Happy New Year. May 2021 find us all facing a bit less risk and surprise. With that, let’s start off the new year with an old topic that’s a favorite of many, conflicts, OCGs and terms of engagement. Professional liability lawyer Brian Faughnan offers fresh food for thought on the DC Bar’s proposed changes in: “Protecting lawyers and law firms from themselves” —

  • “And, if you know, then based on the post title you’ve guessed we are going to talk about the D.C. Bar Rules of Professional Conduct Review Committee’s draft Report on proposing changes to the ethics rules to address outside counsel guidelines and client-generated engagement letters.”

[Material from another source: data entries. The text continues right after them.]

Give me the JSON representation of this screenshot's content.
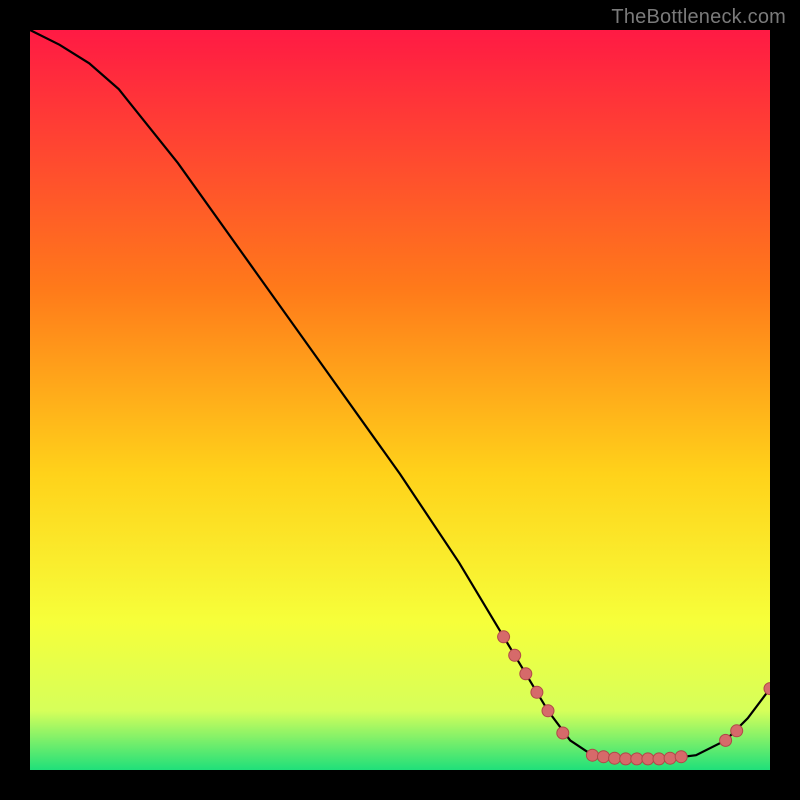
{
  "watermark": "TheBottleneck.com",
  "colors": {
    "bg_black": "#000000",
    "gradient_top": "#ff1a44",
    "gradient_mid1": "#ff7a1a",
    "gradient_mid2": "#ffd21a",
    "gradient_mid3": "#f6ff3a",
    "gradient_mid4": "#d6ff5a",
    "gradient_bottom": "#1fe07a",
    "curve": "#000000",
    "point_fill": "#d66a6a",
    "point_stroke": "#b04848"
  },
  "chart_data": {
    "type": "line",
    "title": "",
    "xlabel": "",
    "ylabel": "",
    "xlim": [
      0,
      100
    ],
    "ylim": [
      0,
      100
    ],
    "curve": [
      {
        "x": 0,
        "y": 100
      },
      {
        "x": 4,
        "y": 98
      },
      {
        "x": 8,
        "y": 95.5
      },
      {
        "x": 12,
        "y": 92
      },
      {
        "x": 20,
        "y": 82
      },
      {
        "x": 30,
        "y": 68
      },
      {
        "x": 40,
        "y": 54
      },
      {
        "x": 50,
        "y": 40
      },
      {
        "x": 58,
        "y": 28
      },
      {
        "x": 64,
        "y": 18
      },
      {
        "x": 70,
        "y": 8
      },
      {
        "x": 73,
        "y": 4
      },
      {
        "x": 76,
        "y": 2
      },
      {
        "x": 80,
        "y": 1.5
      },
      {
        "x": 86,
        "y": 1.5
      },
      {
        "x": 90,
        "y": 2
      },
      {
        "x": 94,
        "y": 4
      },
      {
        "x": 97,
        "y": 7
      },
      {
        "x": 100,
        "y": 11
      }
    ],
    "points": [
      {
        "x": 64,
        "y": 18
      },
      {
        "x": 65.5,
        "y": 15.5
      },
      {
        "x": 67,
        "y": 13
      },
      {
        "x": 68.5,
        "y": 10.5
      },
      {
        "x": 70,
        "y": 8
      },
      {
        "x": 72,
        "y": 5
      },
      {
        "x": 76,
        "y": 2
      },
      {
        "x": 77.5,
        "y": 1.8
      },
      {
        "x": 79,
        "y": 1.6
      },
      {
        "x": 80.5,
        "y": 1.5
      },
      {
        "x": 82,
        "y": 1.5
      },
      {
        "x": 83.5,
        "y": 1.5
      },
      {
        "x": 85,
        "y": 1.5
      },
      {
        "x": 86.5,
        "y": 1.6
      },
      {
        "x": 88,
        "y": 1.8
      },
      {
        "x": 94,
        "y": 4
      },
      {
        "x": 95.5,
        "y": 5.3
      },
      {
        "x": 100,
        "y": 11
      }
    ]
  }
}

  • “Now, to repeat myself on the overriding issue associated with proposed changes to RPC 5.6 and 1.7 that are designed to make it unethical for clients to propose certain approaches to conflicts under an engagement letter, I fail to see how any such effort is at all consistent with the idea that lawyers can also ask clients to waive situations that would otherwise be conflicts.”

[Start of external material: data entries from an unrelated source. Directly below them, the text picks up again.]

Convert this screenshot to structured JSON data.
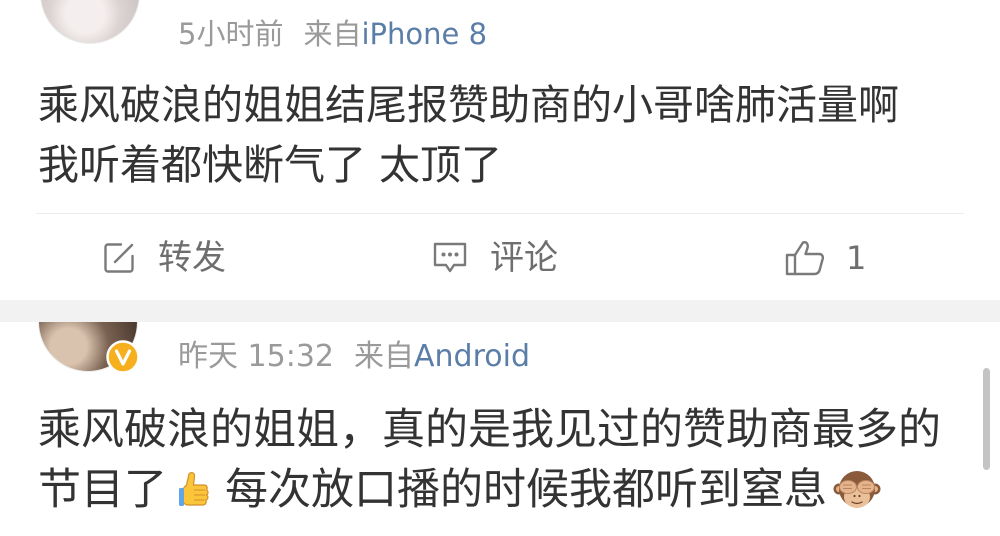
{
  "posts": [
    {
      "meta": {
        "time": "5小时前",
        "source_prefix": "来自",
        "source": "iPhone 8"
      },
      "text_lines": [
        "乘风破浪的姐姐结尾报赞助商的小哥啥肺活量啊",
        "我听着都快断气了 太顶了"
      ],
      "actions": {
        "repost_label": "转发",
        "repost_icon": "repost-icon",
        "comment_label": "评论",
        "comment_icon": "comment-icon",
        "like_icon": "like-icon",
        "like_count": "1"
      }
    },
    {
      "meta": {
        "time": "昨天 15:32",
        "source_prefix": "来自",
        "source": "Android"
      },
      "verified": true,
      "verified_badge_icon": "verified-badge-icon",
      "text_lines": [
        "乘风破浪的姐姐，真的是我见过的赞助商最多的"
      ],
      "text_line2": {
        "part1": "节目了",
        "emoji1_icon": "thumbs-up-icon",
        "part2": "每次放口播的时候我都听到窒息",
        "emoji2_icon": "see-no-evil-monkey-icon"
      }
    }
  ],
  "colors": {
    "text": "#333333",
    "meta": "#9a9a9a",
    "source_link": "#5b7ea8",
    "action": "#6e6e6e",
    "separator": "#f2f2f2",
    "divider": "#ebebeb",
    "verified_badge": "#f6b01e",
    "scrollbar": "#c4c4c4"
  }
}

  • “It is very, very difficult to find a path where it seems fair to allow lawyers to ask clients to waive conflicts but also say that clients cannot ask lawyers to agree to very broad definitions of what constitutes a conflict in a matter.”
  • “Having repeated myself on that, let me say that the D.C. report does a pretty admirable job of trying to find that path. I’ll let you go read the report for the full treatment of that issue, but the rationale offered is rooted in the notion of not allowing one client to improperly limit a lawyer from being available to represent other clients. I still don’t find it sufficiently persuasive, but they’ve laid it out as well as can be managed, I think.”
  • “Agreements between lawyers/firms and clients involving indemnification. This again is wrapped within the mantle of provisions included by clients in engagement letters or outside counsel guidelines, but this one feels like a more appropriate topic for pushback through rulemaking, at least to me.”
  • “Specifically, the D.C. report proposes revising D.C.’s current rules to add a provision to RPC 1.8 that would prohibit a lawyer from agreeing to any conditions that would impose liability on the lawyer under circumstances where liability wouldn’t flow from either existing common law or existing statutory law.”
  • “Oh, also, there is one other topic that the report addresses on which I cannot control myself to avoid weighing in… The topic addressed is outside counsel guidelines that give the client the right to unilaterally change the guidelines/change the terms of engagement. This is another thing that lawyers could protect themselves against simply by refusing to agree to such a term.”
  • “Now, if you absolutely believe there needs to be a rule revision to protect lawyers from this, why would you want to offer the protection only if a lawyer has already agreed that a client can make unilateral changes? Wouldn’t the better course of action simply be to have the rule say: ‘the client unilaterally makes a material change in the conditions of engagement or other terms of the representation to which the lawyer is unwilling to assent’?”